In January 2008, then Secretary of State Jan Brewer issued a press release regarding voter registration in Arizona which, at that time, stated "The Census 2000 data announced by the Arizona Department of Economic Security reports the state’s voting age population to be 3,763,685. Using that figure, 72 percent of eligible Arizonans are registered to vote." When these numbers are readjusted for the Census 2010 data currently being collected in the field, I expect that the percentage of the eligible voting age population actually registered to vote in Arizona is less than 72 percent due to population growth over the past decade.

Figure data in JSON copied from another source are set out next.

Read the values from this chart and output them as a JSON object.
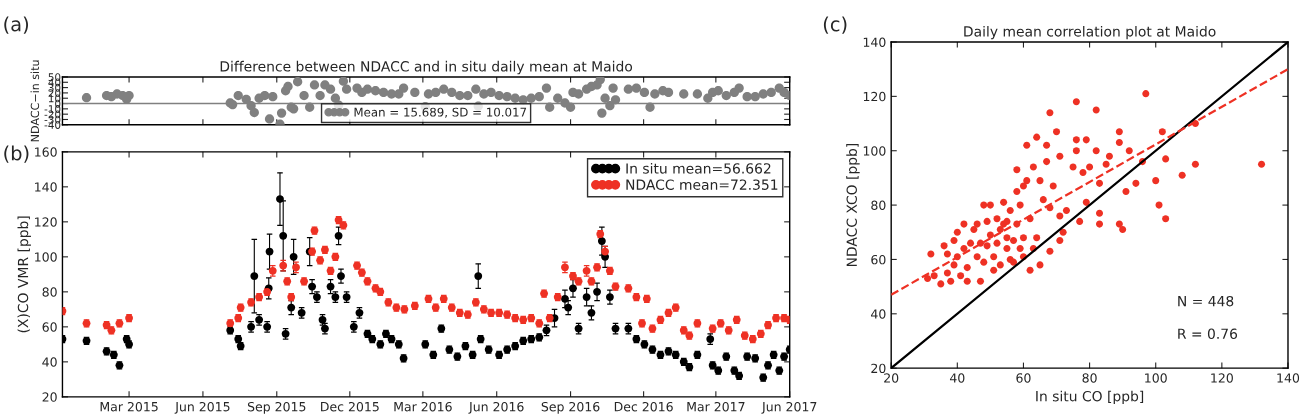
{
  "chart_data": [
    {
      "type": "scatter",
      "title": "Difference between NDACC and in situ daily mean at Maido",
      "ylabel": "NDACC−in situ",
      "annotations": [
        "(a)"
      ],
      "xlim": [
        "2014-12-08",
        "2017-06-01"
      ],
      "xticks": [
        {
          "value": "2015-03-01",
          "label": null
        },
        {
          "value": "2015-06-01",
          "label": null
        },
        {
          "value": "2015-09-01",
          "label": null
        },
        {
          "value": "2015-12-01",
          "label": null
        },
        {
          "value": "2016-03-01",
          "label": null
        },
        {
          "value": "2016-06-01",
          "label": null
        },
        {
          "value": "2016-09-01",
          "label": null
        },
        {
          "value": "2016-12-01",
          "label": null
        },
        {
          "value": "2017-03-01",
          "label": null
        },
        {
          "value": "2017-06-01",
          "label": null
        }
      ],
      "ylim": [
        -40,
        50
      ],
      "yticks": [
        -40,
        -30,
        -20,
        -10,
        0,
        10,
        20,
        30,
        40,
        50
      ],
      "tick_labels": "y",
      "legend": "bottom",
      "marker": "circle",
      "ref_lines": [
        {
          "axis": "y",
          "value": 0,
          "color": "#808080"
        }
      ],
      "series": [
        {
          "name": "Mean = 15.689, SD = 10.017",
          "color": "#808080",
          "x": [
            "2015-01-07",
            "2015-02-01",
            "2015-02-07",
            "2015-02-14",
            "2015-02-21",
            "2015-02-26",
            "2015-03-01",
            "2015-07-05",
            "2015-07-08",
            "2015-07-15",
            "2015-07-25",
            "2015-07-31",
            "2015-08-04",
            "2015-08-10",
            "2015-08-17",
            "2015-08-23",
            "2015-08-27",
            "2015-09-05",
            "2015-09-07",
            "2015-09-12",
            "2015-09-15",
            "2015-09-19",
            "2015-09-22",
            "2015-09-27",
            "2015-10-05",
            "2015-10-12",
            "2015-10-18",
            "2015-10-25",
            "2015-10-31",
            "2015-11-07",
            "2015-11-13",
            "2015-11-17",
            "2015-11-23",
            "2015-11-27",
            "2015-12-10",
            "2015-12-16",
            "2015-12-23",
            "2016-01-02",
            "2016-01-12",
            "2016-01-22",
            "2016-01-31",
            "2016-02-06",
            "2016-02-20",
            "2016-03-04",
            "2016-03-08",
            "2016-03-17",
            "2016-03-27",
            "2016-04-06",
            "2016-04-16",
            "2016-04-26",
            "2016-05-06",
            "2016-05-09",
            "2016-05-16",
            "2016-05-25",
            "2016-06-04",
            "2016-06-14",
            "2016-06-24",
            "2016-07-04",
            "2016-07-14",
            "2016-07-24",
            "2016-08-02",
            "2016-08-06",
            "2016-08-16",
            "2016-08-25",
            "2016-09-01",
            "2016-09-04",
            "2016-09-11",
            "2016-09-21",
            "2016-09-27",
            "2016-10-04",
            "2016-10-08",
            "2016-10-10",
            "2016-10-14",
            "2016-10-20",
            "2016-10-24",
            "2016-10-27",
            "2016-11-12",
            "2016-11-22",
            "2016-12-02",
            "2016-12-09",
            "2016-12-15",
            "2016-12-25",
            "2017-01-01",
            "2017-01-20",
            "2017-02-06",
            "2017-02-19",
            "2017-02-25",
            "2017-03-04",
            "2017-03-14",
            "2017-03-24",
            "2017-03-30",
            "2017-04-09",
            "2017-04-19",
            "2017-04-29",
            "2017-05-09",
            "2017-05-19",
            "2017-05-25",
            "2017-06-01"
          ],
          "values": [
            11,
            15,
            13,
            18,
            15,
            8,
            15,
            1,
            -2,
            15,
            8,
            -4,
            -17,
            10,
            15,
            -29,
            13,
            -39,
            -18,
            24,
            32,
            -7,
            -10,
            41,
            15,
            -7,
            35,
            15,
            35,
            27,
            10,
            -3,
            42,
            27,
            29,
            21,
            27,
            24,
            21,
            18,
            18,
            29,
            21,
            -6,
            18,
            21,
            27,
            21,
            15,
            15,
            27,
            -5,
            18,
            21,
            15,
            13,
            10,
            7,
            10,
            13,
            29,
            -7,
            10,
            1,
            -7,
            21,
            18,
            27,
            32,
            35,
            45,
            -18,
            10,
            -4,
            29,
            7,
            27,
            29,
            21,
            -7,
            18,
            24,
            21,
            18,
            18,
            10,
            21,
            24,
            15,
            21,
            29,
            13,
            13,
            18,
            21,
            29,
            21,
            15
          ]
        }
      ]
    },
    {
      "type": "scatter",
      "ylabel": "(X)CO VMR [ppb]",
      "annotations": [
        "(b)"
      ],
      "xlim": [
        "2014-12-08",
        "2017-06-01"
      ],
      "xticks": [
        {
          "value": "2015-03-01",
          "label": "Mar 2015"
        },
        {
          "value": "2015-06-01",
          "label": "Jun 2015"
        },
        {
          "value": "2015-09-01",
          "label": "Sep 2015"
        },
        {
          "value": "2015-12-01",
          "label": "Dec 2015"
        },
        {
          "value": "2016-03-01",
          "label": "Mar 2016"
        },
        {
          "value": "2016-06-01",
          "label": "Jun 2016"
        },
        {
          "value": "2016-09-01",
          "label": "Sep 2016"
        },
        {
          "value": "2016-12-01",
          "label": "Dec 2016"
        },
        {
          "value": "2017-03-01",
          "label": "Mar 2017"
        },
        {
          "value": "2017-06-01",
          "label": "Jun 2017"
        }
      ],
      "ylim": [
        20,
        160
      ],
      "yticks": [
        20,
        40,
        60,
        80,
        100,
        120,
        140,
        160
      ],
      "legend": "top right",
      "marker": "circle",
      "series": [
        {
          "name": "In situ mean=56.662",
          "color": "#000000",
          "x": [
            "2014-12-08",
            "2015-01-07",
            "2015-02-01",
            "2015-02-10",
            "2015-02-17",
            "2015-02-26",
            "2015-03-01",
            "2015-07-05",
            "2015-07-15",
            "2015-07-18",
            "2015-07-31",
            "2015-08-04",
            "2015-08-10",
            "2015-08-20",
            "2015-08-22",
            "2015-08-23",
            "2015-09-05",
            "2015-09-09",
            "2015-09-12",
            "2015-09-19",
            "2015-09-22",
            "2015-10-02",
            "2015-10-12",
            "2015-10-15",
            "2015-10-21",
            "2015-10-28",
            "2015-10-31",
            "2015-11-07",
            "2015-11-13",
            "2015-11-17",
            "2015-11-20",
            "2015-11-27",
            "2015-12-06",
            "2015-12-13",
            "2015-12-23",
            "2015-12-29",
            "2016-01-08",
            "2016-01-15",
            "2016-01-22",
            "2016-01-31",
            "2016-02-06",
            "2016-03-04",
            "2016-03-14",
            "2016-03-24",
            "2016-04-03",
            "2016-04-13",
            "2016-04-23",
            "2016-05-02",
            "2016-05-09",
            "2016-05-12",
            "2016-05-22",
            "2016-06-04",
            "2016-06-14",
            "2016-06-24",
            "2016-07-04",
            "2016-07-14",
            "2016-07-24",
            "2016-08-02",
            "2016-08-12",
            "2016-08-25",
            "2016-08-29",
            "2016-09-04",
            "2016-09-11",
            "2016-09-21",
            "2016-09-27",
            "2016-10-04",
            "2016-10-10",
            "2016-10-14",
            "2016-10-20",
            "2016-10-27",
            "2016-11-12",
            "2016-11-22",
            "2016-12-02",
            "2016-12-12",
            "2016-12-22",
            "2017-01-01",
            "2017-01-10",
            "2017-01-20",
            "2017-01-27",
            "2017-02-06",
            "2017-02-22",
            "2017-02-25",
            "2017-03-04",
            "2017-03-14",
            "2017-03-24",
            "2017-03-30",
            "2017-04-09",
            "2017-04-19",
            "2017-04-29",
            "2017-05-05",
            "2017-05-12",
            "2017-05-19",
            "2017-05-25",
            "2017-06-01"
          ],
          "values": [
            53,
            52,
            46,
            44,
            38,
            53,
            50,
            58,
            53,
            49,
            60,
            89,
            64,
            60,
            82,
            103,
            133,
            112,
            56,
            71,
            100,
            68,
            103,
            83,
            77,
            64,
            59,
            83,
            77,
            112,
            89,
            77,
            60,
            68,
            56,
            53,
            50,
            56,
            53,
            50,
            42,
            50,
            44,
            59,
            47,
            43,
            49,
            44,
            89,
            53,
            47,
            44,
            47,
            49,
            52,
            53,
            54,
            58,
            65,
            76,
            71,
            82,
            59,
            77,
            68,
            80,
            109,
            100,
            77,
            59,
            59,
            53,
            50,
            47,
            44,
            46,
            44,
            40,
            37,
            44,
            53,
            38,
            35,
            43,
            35,
            32,
            43,
            42,
            31,
            38,
            44,
            35,
            43,
            47
          ],
          "errors": [
            2,
            2,
            2,
            2,
            2,
            2,
            2,
            2,
            2,
            2,
            3,
            21,
            3,
            3,
            6,
            10,
            15,
            20,
            3,
            4,
            10,
            3,
            8,
            4,
            3,
            3,
            3,
            4,
            3,
            5,
            4,
            3,
            3,
            3,
            2,
            2,
            2,
            2,
            2,
            2,
            2,
            2,
            2,
            2,
            2,
            2,
            2,
            2,
            7,
            2,
            2,
            2,
            2,
            2,
            2,
            2,
            2,
            3,
            5,
            5,
            4,
            5,
            3,
            5,
            4,
            5,
            8,
            6,
            4,
            3,
            3,
            2,
            2,
            2,
            2,
            2,
            2,
            2,
            2,
            2,
            3,
            2,
            2,
            2,
            2,
            2,
            2,
            2,
            2,
            2,
            2,
            2,
            2,
            2
          ]
        },
        {
          "name": "NDACC mean=72.351",
          "color": "#ee3124",
          "x": [
            "2014-12-08",
            "2015-01-07",
            "2015-02-01",
            "2015-02-07",
            "2015-02-17",
            "2015-03-01",
            "2015-07-05",
            "2015-07-15",
            "2015-07-18",
            "2015-07-31",
            "2015-08-10",
            "2015-08-20",
            "2015-08-27",
            "2015-09-09",
            "2015-09-14",
            "2015-09-19",
            "2015-09-25",
            "2015-10-05",
            "2015-10-15",
            "2015-10-18",
            "2015-10-25",
            "2015-10-31",
            "2015-11-07",
            "2015-11-13",
            "2015-11-17",
            "2015-11-23",
            "2015-12-10",
            "2015-12-16",
            "2015-12-23",
            "2016-01-02",
            "2016-01-08",
            "2016-01-18",
            "2016-01-28",
            "2016-02-07",
            "2016-02-20",
            "2016-03-08",
            "2016-03-17",
            "2016-03-27",
            "2016-04-06",
            "2016-04-16",
            "2016-04-26",
            "2016-05-06",
            "2016-05-16",
            "2016-05-25",
            "2016-06-04",
            "2016-06-14",
            "2016-06-24",
            "2016-07-04",
            "2016-07-14",
            "2016-07-24",
            "2016-07-30",
            "2016-08-06",
            "2016-08-16",
            "2016-08-25",
            "2016-09-04",
            "2016-09-11",
            "2016-09-21",
            "2016-09-27",
            "2016-10-04",
            "2016-10-08",
            "2016-10-14",
            "2016-10-20",
            "2016-10-27",
            "2016-11-12",
            "2016-11-22",
            "2016-11-29",
            "2016-12-05",
            "2016-12-12",
            "2016-12-22",
            "2017-01-01",
            "2017-01-10",
            "2017-01-20",
            "2017-01-27",
            "2017-02-06",
            "2017-02-25",
            "2017-03-07",
            "2017-03-17",
            "2017-03-27",
            "2017-04-06",
            "2017-04-16",
            "2017-04-26",
            "2017-05-05",
            "2017-05-15",
            "2017-05-25",
            "2017-06-01"
          ],
          "values": [
            69,
            62,
            61,
            58,
            62,
            65,
            62,
            65,
            71,
            74,
            77,
            80,
            92,
            95,
            86,
            77,
            94,
            86,
            103,
            115,
            98,
            104,
            92,
            100,
            121,
            118,
            95,
            91,
            86,
            82,
            80,
            74,
            71,
            70,
            72,
            76,
            71,
            76,
            71,
            68,
            67,
            74,
            70,
            68,
            68,
            67,
            65,
            64,
            65,
            62,
            79,
            65,
            77,
            94,
            89,
            86,
            92,
            86,
            94,
            113,
            103,
            92,
            83,
            82,
            77,
            62,
            76,
            59,
            64,
            68,
            71,
            58,
            55,
            62,
            59,
            62,
            58,
            64,
            55,
            53,
            56,
            61,
            65,
            65,
            64
          ],
          "errors": [
            2,
            2,
            2,
            2,
            2,
            2,
            2,
            2,
            2,
            2,
            2,
            2,
            3,
            3,
            2,
            2,
            3,
            2,
            2,
            2,
            2,
            2,
            2,
            2,
            2,
            2,
            2,
            2,
            2,
            2,
            2,
            2,
            2,
            2,
            2,
            2,
            2,
            2,
            2,
            2,
            2,
            2,
            2,
            2,
            2,
            2,
            2,
            2,
            2,
            2,
            2,
            2,
            2,
            3,
            2,
            2,
            3,
            2,
            2,
            2,
            3,
            2,
            2,
            2,
            2,
            2,
            2,
            2,
            2,
            2,
            2,
            2,
            2,
            2,
            2,
            2,
            2,
            2,
            2,
            2,
            2,
            2,
            2,
            2,
            2
          ]
        }
      ]
    },
    {
      "type": "scatter",
      "title": "Daily mean correlation plot at Maido",
      "xlabel": "In situ CO [ppb]",
      "ylabel": "NDACC XCO [ppb]",
      "annotations": [
        "(c)",
        "N = 448",
        "R = 0.76"
      ],
      "xlim": [
        20,
        140
      ],
      "xticks": [
        20,
        40,
        60,
        80,
        100,
        120,
        140
      ],
      "ylim": [
        20,
        140
      ],
      "yticks": [
        20,
        40,
        60,
        80,
        100,
        120,
        140
      ],
      "series": [
        {
          "color": "#ee3124",
          "marker": "circle",
          "x": [
            31,
            32,
            33,
            36,
            35,
            37,
            37,
            38,
            39,
            39,
            40,
            40,
            41,
            42,
            42,
            43,
            43,
            44,
            45,
            46,
            46,
            47,
            47,
            48,
            48,
            49,
            49,
            50,
            50,
            51,
            51,
            52,
            52,
            53,
            53,
            54,
            54,
            55,
            55,
            55,
            56,
            56,
            57,
            57,
            58,
            58,
            58,
            59,
            59,
            60,
            60,
            60,
            61,
            61,
            62,
            62,
            63,
            63,
            64,
            64,
            65,
            65,
            66,
            67,
            67,
            68,
            68,
            68,
            69,
            70,
            71,
            71,
            71,
            72,
            73,
            75,
            76,
            76,
            76,
            77,
            78,
            79,
            79,
            80,
            82,
            82,
            83,
            83,
            83,
            85,
            86,
            89,
            89,
            89,
            90,
            91,
            92,
            94,
            96,
            97,
            100,
            101,
            102,
            103,
            103,
            108,
            112,
            112,
            132
          ],
          "values": [
            53,
            62,
            54,
            65,
            51,
            62,
            55,
            52,
            58,
            67,
            70,
            61,
            54,
            64,
            73,
            57,
            52,
            66,
            71,
            61,
            73,
            52,
            66,
            80,
            59,
            74,
            65,
            80,
            69,
            61,
            56,
            75,
            66,
            71,
            58,
            81,
            73,
            64,
            68,
            74,
            60,
            78,
            67,
            59,
            85,
            93,
            73,
            64,
            80,
            87,
            68,
            61,
            102,
            89,
            75,
            56,
            94,
            64,
            68,
            105,
            58,
            89,
            82,
            102,
            96,
            79,
            114,
            63,
            87,
            107,
            98,
            76,
            67,
            70,
            78,
            94,
            104,
            100,
            118,
            74,
            92,
            104,
            81,
            94,
            100,
            115,
            88,
            73,
            77,
            95,
            98,
            73,
            103,
            107,
            71,
            85,
            100,
            88,
            96,
            121,
            89,
            80,
            107,
            75,
            97,
            91,
            110,
            95,
            95
          ]
        },
        {
          "type": "line",
          "color": "#000000",
          "x": [
            20,
            140
          ],
          "values": [
            20,
            140
          ]
        },
        {
          "type": "line",
          "color": "#ee3124",
          "line_style": "dashed",
          "x": [
            20,
            140
          ],
          "values": [
            47,
            130
          ]
        }
      ]
    }
  ]
}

The unregistered but eligible voting age population in Arizona is concentrated among the economically disadvantaged and minority populations. And it is they who are bearing the brunt of the conservative extremism of this Arizona Legislature because they have no voice and are disenfranchised from representation. (In fact, the Republicans in the Arizona Legislature have disenfranchised almost half of Arizonans who are registered to vote and who voted to elect Democrats to the Arizona Legislature. Democrats are effectively shut out of the legislative process by Republican leadership.)

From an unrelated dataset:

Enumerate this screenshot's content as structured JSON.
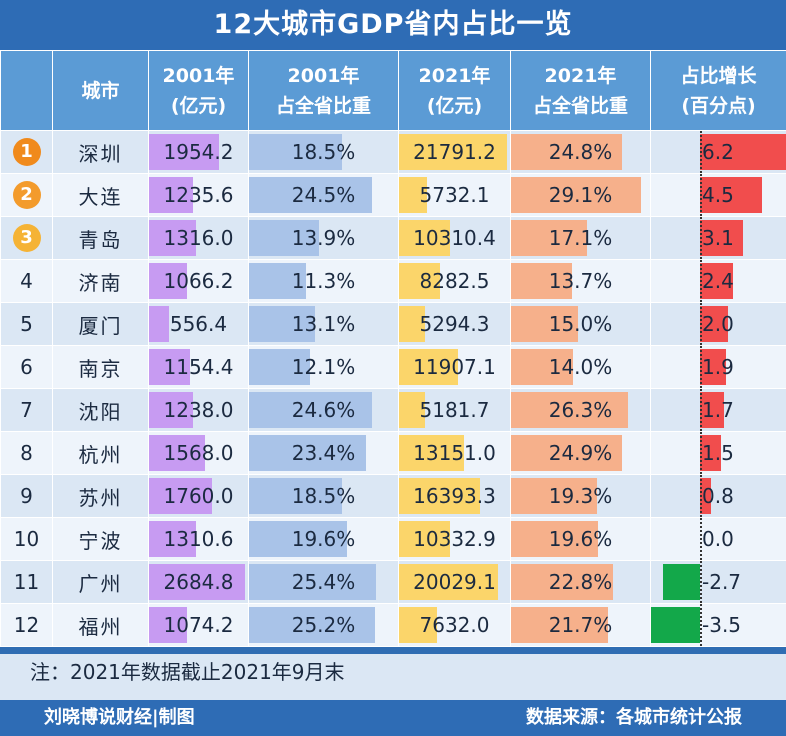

So I call upon civil rights organizations, voting rights organizations, church and interfaith organizations, labor organizations, tribal governments, lawyer organizations, teachers and students on summer break, community organizers, and Democratic Party organizations from across America to come together and to work together in a voter registration and public education project in Arizona this summer. Arizona's conservative extremists have invited making Arizona ground zero for the new Civil Rights Movement of the 21st Century. Answer the call.

By registering large numbers of disenfranchised residents of Arizona to vote and turning them out to vote in Arizona's August 24, 2010 primary election (where most legislative races are effectively decided due to gerrymandered "safe" districts) we can begin to reverse the extremism of the Arizona Legislature. It will require a massive voter turnout in November to defeat conservative extremists in their "safe" districts. Maybe voters in their districts will be sufficiently ashamed of their representatives making Arizona a pariah state and the laughingstock of the nation, and rediscover a conscience before November.

This "Freedom Summer" (The Arizona Summer Project) will require the focus of intensive media attention on Arizona. In the modern media era, this will require a commitment from a media organization, in the way that FOX News works in tandem with the Tea Party organizations of FreedomWorks and Americans for Prosperity. Perhaps NBC/MSNBC with political talk show hosts like Ed Schultz, Keith Olbermann and Rachel Maddow will take up this challenge, as they did by sponsoring Free Health Care Clinics during the debate over health care reform.

Time is short. Your organizations should pick up the phone and call other organizations and begin the process of organizing the coalition for this Freedom Summer project. The future of Arizona depends on you.